Grant Clauser interviews poet JERICHO BROWN

Cleaver Magazine Posted on October 16, 2017 by thwackOctober 13, 2017

Everything Has to Come Through You
A Conversation with poet Jericho Brown
Author of PLEASE and THE NEW TESTAMENT

Interview by Grant Clauser

Jericho Brown, author of the prize-winning poetry collections Please and The New Testament, visited Bucks County Community College in September to give a reading. This interview was conducted at a picnic table outside the school’s auditorium building prior to the reading.

Brown, who teaches creative writing at Emory University, has received numerous awards for his poetry including the Whiting Writers Award and the American Book Award. He’s received fellowships from the Radcliffe Institute for Advanced Study and the National Endowment for the Arts. He was recently named poetry editor of The Believer. His poems are widely published in journals such as The American Poetry Review, The Nation and The New Yorker.


Grant Clauser: One thing I feel in your poems is a constant sense of motion—how they shift and pivot, like they’re running an obstacle course to get to something. I see that in the poems “Football Season” and others. Is that movement effect a conscious technique aim for or a expression of how you work through the poem on the page?

Jericho Brown: I think it’s a good idea to always be interested in creating what you wish was there, so what I try to do as a poet is make the poems I wish I were reading. It’s a matter of creating a need for something the reader may not have known he or she had a need for. And I think that’s how I want to live my life. When I’m teaching a class I try to do it how I would have wanted it done if I were the student. I want my poems to be like snapshots or a series of snapshots no matter how long the poems are. I want it to feel full, as is the case in a dream, but I also want it to have a certain kind of series of leaps that make sense, like in dream. So that’s part of what those pivots are about.

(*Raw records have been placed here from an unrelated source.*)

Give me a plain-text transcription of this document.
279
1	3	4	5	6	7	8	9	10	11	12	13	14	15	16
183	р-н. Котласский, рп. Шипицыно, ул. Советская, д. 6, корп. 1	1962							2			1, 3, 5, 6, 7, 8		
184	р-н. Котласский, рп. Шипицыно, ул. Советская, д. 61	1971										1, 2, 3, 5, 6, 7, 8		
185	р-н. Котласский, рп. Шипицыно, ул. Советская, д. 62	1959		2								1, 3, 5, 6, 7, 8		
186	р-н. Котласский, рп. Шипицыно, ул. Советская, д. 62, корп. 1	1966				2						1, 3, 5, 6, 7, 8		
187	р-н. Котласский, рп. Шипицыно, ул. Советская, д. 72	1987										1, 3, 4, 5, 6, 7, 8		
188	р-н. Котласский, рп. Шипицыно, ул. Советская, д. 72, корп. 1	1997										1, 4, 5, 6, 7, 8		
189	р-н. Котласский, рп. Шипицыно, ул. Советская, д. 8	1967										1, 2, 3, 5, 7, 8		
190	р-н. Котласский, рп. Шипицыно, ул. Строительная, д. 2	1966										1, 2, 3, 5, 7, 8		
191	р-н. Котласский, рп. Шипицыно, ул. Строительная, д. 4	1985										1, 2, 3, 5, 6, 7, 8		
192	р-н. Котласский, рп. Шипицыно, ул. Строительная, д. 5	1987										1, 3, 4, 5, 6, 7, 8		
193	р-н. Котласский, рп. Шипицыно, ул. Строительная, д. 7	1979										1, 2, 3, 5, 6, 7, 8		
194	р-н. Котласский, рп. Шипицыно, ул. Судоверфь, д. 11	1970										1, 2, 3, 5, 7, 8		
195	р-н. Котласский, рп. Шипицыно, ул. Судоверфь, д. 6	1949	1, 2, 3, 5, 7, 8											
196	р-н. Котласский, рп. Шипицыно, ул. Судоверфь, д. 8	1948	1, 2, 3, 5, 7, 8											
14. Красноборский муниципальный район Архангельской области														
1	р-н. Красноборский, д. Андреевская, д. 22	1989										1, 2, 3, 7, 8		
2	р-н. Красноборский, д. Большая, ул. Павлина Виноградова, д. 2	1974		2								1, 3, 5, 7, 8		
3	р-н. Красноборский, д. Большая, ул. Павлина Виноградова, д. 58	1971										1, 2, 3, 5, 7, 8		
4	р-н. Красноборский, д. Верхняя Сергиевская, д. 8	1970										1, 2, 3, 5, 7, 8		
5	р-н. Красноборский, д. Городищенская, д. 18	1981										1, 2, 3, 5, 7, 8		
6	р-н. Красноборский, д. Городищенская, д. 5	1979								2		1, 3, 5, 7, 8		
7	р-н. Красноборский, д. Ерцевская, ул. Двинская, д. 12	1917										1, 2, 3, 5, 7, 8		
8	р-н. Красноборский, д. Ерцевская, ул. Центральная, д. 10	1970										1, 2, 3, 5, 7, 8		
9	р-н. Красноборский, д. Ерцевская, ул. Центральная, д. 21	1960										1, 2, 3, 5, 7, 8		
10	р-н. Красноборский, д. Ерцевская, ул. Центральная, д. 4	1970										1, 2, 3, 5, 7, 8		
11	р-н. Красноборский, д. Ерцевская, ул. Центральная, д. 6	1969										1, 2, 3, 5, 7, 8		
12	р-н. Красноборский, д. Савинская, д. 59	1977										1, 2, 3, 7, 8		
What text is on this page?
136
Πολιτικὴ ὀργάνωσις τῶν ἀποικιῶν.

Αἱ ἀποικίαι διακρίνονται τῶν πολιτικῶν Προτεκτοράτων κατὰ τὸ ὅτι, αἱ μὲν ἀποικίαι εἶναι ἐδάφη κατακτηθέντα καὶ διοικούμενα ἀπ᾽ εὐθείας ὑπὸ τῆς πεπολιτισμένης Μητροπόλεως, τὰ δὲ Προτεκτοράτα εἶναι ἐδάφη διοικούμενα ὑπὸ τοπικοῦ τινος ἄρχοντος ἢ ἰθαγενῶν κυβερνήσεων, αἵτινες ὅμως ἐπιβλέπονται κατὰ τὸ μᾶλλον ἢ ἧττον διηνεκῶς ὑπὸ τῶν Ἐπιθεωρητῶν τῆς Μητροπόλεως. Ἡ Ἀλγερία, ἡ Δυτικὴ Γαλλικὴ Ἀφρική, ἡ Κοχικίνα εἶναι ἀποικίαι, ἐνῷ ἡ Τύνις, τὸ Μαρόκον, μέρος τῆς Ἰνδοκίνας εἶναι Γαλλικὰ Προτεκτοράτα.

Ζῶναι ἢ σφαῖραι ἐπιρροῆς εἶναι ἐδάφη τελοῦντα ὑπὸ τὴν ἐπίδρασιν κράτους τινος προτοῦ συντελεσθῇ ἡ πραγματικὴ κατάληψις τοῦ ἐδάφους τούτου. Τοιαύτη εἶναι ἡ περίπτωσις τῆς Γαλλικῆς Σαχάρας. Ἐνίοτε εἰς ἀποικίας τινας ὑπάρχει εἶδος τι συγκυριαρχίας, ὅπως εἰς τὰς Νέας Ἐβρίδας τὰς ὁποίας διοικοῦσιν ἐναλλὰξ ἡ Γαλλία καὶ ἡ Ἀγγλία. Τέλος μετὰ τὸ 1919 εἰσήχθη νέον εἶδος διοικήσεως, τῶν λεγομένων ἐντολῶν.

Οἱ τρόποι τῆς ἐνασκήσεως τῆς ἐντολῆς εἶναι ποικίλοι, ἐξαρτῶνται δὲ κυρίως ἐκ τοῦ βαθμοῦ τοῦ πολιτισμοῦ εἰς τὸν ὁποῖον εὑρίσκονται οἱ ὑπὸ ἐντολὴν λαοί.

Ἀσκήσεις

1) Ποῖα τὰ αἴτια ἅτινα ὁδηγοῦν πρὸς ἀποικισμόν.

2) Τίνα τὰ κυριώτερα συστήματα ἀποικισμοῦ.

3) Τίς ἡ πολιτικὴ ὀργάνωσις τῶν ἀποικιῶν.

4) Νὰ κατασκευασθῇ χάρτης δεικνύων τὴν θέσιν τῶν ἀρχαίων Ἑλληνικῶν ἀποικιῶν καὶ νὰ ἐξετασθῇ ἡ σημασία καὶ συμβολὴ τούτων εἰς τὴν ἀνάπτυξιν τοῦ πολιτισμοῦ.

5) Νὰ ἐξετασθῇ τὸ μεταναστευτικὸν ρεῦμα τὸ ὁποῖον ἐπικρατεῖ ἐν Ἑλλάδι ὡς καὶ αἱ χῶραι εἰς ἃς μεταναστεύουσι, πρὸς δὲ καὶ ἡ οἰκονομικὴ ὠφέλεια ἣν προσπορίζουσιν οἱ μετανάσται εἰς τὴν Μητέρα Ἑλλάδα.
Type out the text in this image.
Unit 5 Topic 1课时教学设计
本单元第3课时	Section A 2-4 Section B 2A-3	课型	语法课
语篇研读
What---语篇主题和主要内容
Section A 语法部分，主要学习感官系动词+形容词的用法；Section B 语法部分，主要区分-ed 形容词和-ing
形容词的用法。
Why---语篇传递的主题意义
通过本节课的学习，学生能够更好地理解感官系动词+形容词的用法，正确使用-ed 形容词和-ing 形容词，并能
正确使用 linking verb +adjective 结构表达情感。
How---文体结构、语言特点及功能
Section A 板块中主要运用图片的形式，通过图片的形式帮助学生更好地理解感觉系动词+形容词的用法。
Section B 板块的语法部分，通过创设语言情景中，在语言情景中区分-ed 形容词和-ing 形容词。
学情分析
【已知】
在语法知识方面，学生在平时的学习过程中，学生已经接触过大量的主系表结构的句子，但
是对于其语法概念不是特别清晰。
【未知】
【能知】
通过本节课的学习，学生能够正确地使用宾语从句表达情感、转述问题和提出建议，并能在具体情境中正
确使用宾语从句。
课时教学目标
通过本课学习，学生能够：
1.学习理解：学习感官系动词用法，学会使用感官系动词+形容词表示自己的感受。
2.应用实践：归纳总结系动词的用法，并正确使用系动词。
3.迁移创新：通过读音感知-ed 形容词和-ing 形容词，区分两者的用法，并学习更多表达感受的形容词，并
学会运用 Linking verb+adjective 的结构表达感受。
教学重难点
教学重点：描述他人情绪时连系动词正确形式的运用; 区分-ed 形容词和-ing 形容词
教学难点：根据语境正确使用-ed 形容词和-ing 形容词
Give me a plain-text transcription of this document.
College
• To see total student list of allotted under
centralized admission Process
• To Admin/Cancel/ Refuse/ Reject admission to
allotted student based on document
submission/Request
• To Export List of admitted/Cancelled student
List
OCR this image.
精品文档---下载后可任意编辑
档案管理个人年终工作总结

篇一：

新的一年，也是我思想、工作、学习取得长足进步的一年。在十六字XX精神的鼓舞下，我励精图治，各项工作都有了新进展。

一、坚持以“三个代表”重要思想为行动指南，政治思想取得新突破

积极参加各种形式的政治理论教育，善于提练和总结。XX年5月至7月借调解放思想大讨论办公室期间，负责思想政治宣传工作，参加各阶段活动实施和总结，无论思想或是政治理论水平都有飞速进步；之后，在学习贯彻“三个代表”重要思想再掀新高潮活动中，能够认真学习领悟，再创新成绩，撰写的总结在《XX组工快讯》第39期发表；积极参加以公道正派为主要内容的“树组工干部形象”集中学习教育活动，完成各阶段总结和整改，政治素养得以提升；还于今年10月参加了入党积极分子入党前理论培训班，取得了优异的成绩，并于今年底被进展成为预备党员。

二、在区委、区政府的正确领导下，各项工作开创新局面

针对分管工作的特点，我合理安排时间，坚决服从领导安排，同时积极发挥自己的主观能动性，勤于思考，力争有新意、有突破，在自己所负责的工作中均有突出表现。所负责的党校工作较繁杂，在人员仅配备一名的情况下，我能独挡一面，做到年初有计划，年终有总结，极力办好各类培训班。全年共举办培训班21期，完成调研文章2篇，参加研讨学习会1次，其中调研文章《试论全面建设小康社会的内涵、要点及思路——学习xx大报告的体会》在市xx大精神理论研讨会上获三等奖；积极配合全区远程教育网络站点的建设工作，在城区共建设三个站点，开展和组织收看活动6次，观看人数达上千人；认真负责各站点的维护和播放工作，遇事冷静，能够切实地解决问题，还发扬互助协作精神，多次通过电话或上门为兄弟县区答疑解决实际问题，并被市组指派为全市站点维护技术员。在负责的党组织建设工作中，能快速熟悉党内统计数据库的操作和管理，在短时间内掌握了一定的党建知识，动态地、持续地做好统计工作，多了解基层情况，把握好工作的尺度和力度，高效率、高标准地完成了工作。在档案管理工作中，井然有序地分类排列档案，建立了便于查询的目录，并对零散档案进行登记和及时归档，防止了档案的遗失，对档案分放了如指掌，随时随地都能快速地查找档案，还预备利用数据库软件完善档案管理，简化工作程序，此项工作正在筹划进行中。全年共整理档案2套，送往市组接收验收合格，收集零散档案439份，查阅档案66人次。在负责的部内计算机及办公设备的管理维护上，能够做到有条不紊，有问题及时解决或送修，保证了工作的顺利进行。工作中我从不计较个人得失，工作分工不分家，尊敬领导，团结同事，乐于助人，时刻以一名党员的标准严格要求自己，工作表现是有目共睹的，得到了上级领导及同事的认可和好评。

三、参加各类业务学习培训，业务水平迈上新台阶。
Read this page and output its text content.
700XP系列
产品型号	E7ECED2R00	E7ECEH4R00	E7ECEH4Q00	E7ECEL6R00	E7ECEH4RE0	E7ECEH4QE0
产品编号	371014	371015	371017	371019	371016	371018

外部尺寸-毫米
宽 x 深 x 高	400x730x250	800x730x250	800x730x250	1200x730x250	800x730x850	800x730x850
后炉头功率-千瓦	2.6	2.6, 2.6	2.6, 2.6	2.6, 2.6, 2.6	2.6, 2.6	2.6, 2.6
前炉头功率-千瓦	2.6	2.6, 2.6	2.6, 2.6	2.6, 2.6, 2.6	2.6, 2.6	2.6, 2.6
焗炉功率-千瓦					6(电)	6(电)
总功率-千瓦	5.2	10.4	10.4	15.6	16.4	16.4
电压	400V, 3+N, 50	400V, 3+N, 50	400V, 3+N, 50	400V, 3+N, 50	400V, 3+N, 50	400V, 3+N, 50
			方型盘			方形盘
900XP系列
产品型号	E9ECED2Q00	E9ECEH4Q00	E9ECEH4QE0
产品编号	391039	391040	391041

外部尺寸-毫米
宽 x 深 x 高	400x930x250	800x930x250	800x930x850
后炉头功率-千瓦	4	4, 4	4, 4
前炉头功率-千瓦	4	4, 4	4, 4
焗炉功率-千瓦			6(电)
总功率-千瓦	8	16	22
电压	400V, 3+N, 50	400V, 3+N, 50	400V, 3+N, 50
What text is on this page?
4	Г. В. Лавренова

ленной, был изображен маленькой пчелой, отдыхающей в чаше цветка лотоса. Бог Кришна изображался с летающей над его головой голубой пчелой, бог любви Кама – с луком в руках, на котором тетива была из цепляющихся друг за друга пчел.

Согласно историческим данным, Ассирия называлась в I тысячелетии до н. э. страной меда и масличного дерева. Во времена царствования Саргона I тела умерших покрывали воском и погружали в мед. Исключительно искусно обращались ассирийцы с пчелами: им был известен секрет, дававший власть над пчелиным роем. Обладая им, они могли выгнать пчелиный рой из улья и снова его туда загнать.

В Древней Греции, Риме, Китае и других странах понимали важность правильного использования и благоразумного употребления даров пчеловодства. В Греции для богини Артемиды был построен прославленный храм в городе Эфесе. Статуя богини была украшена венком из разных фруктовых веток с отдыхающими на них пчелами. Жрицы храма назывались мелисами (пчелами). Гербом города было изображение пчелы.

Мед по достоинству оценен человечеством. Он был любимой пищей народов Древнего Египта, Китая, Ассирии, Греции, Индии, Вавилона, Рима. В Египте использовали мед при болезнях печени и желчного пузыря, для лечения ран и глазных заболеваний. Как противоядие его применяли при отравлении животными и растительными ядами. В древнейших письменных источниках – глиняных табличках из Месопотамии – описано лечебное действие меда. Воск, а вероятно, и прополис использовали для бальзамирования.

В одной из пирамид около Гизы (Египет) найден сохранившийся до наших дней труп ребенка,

Talking about them consciously isn’t something I would really be capable of doing because it’s something I think that you practice to the point that it becomes second nature. So for instance when you’re writing a really formal poem you know you’re good at it when you’re not counting numbers on your fingers. Iambic pentameter is not about how do I get to ten, it’s about knowing it second hand because you’ve been practicing. And because you know that, you’re able to make the sonnet without thinking “now I’m going to write a sonnet.” The poem is moving toward sonnet. I think that way about form, but I also think that way about certain things that I do in poems, like what you call pivot—I always think of hinge, something that allows me to leap into something else, it opens a door and suddenly you’re in another world. That you can have both of those worlds in a single poem has always fascinated me.

I’ve always been really interested in trying to write life, and in writing a poem that is an organism, that is as complicated and complex as people are. I want my poems to be like me. I feel I’m a person in the world who upon being seen gets pinned down, and I hate that because it’s not true. I’m not one thing. I’m many things, and I’m that thing that people think I am. And I can be several things in a matter of five minutes. I can pray and love the Lord and get in my car and hit traffic and start cussing.

GC: How much do you think about the reader when you’re writing, and if you do, at what point does the reader enter into your process or in what way?

JB: I don’t think about the reader, but I do think about myself outside of myself. When I’m writing a poem I think about myself when I was nineteen or I think about myself given a feeling I had after seeing a piece of art or after having read a poem I love. How do I satisfy that reader in that moment? How do I satisfy the person I was the first time I heard Juvenile’s Back That Thang Up cause I was a happy and excited person who thought something new and wonderful was happening? It’s sort of a weird thing that when people ask about the reader, I think they mean someone other than me, but I can read, so I can just use myself. If I can get to the point that I like my poems, then that’s good.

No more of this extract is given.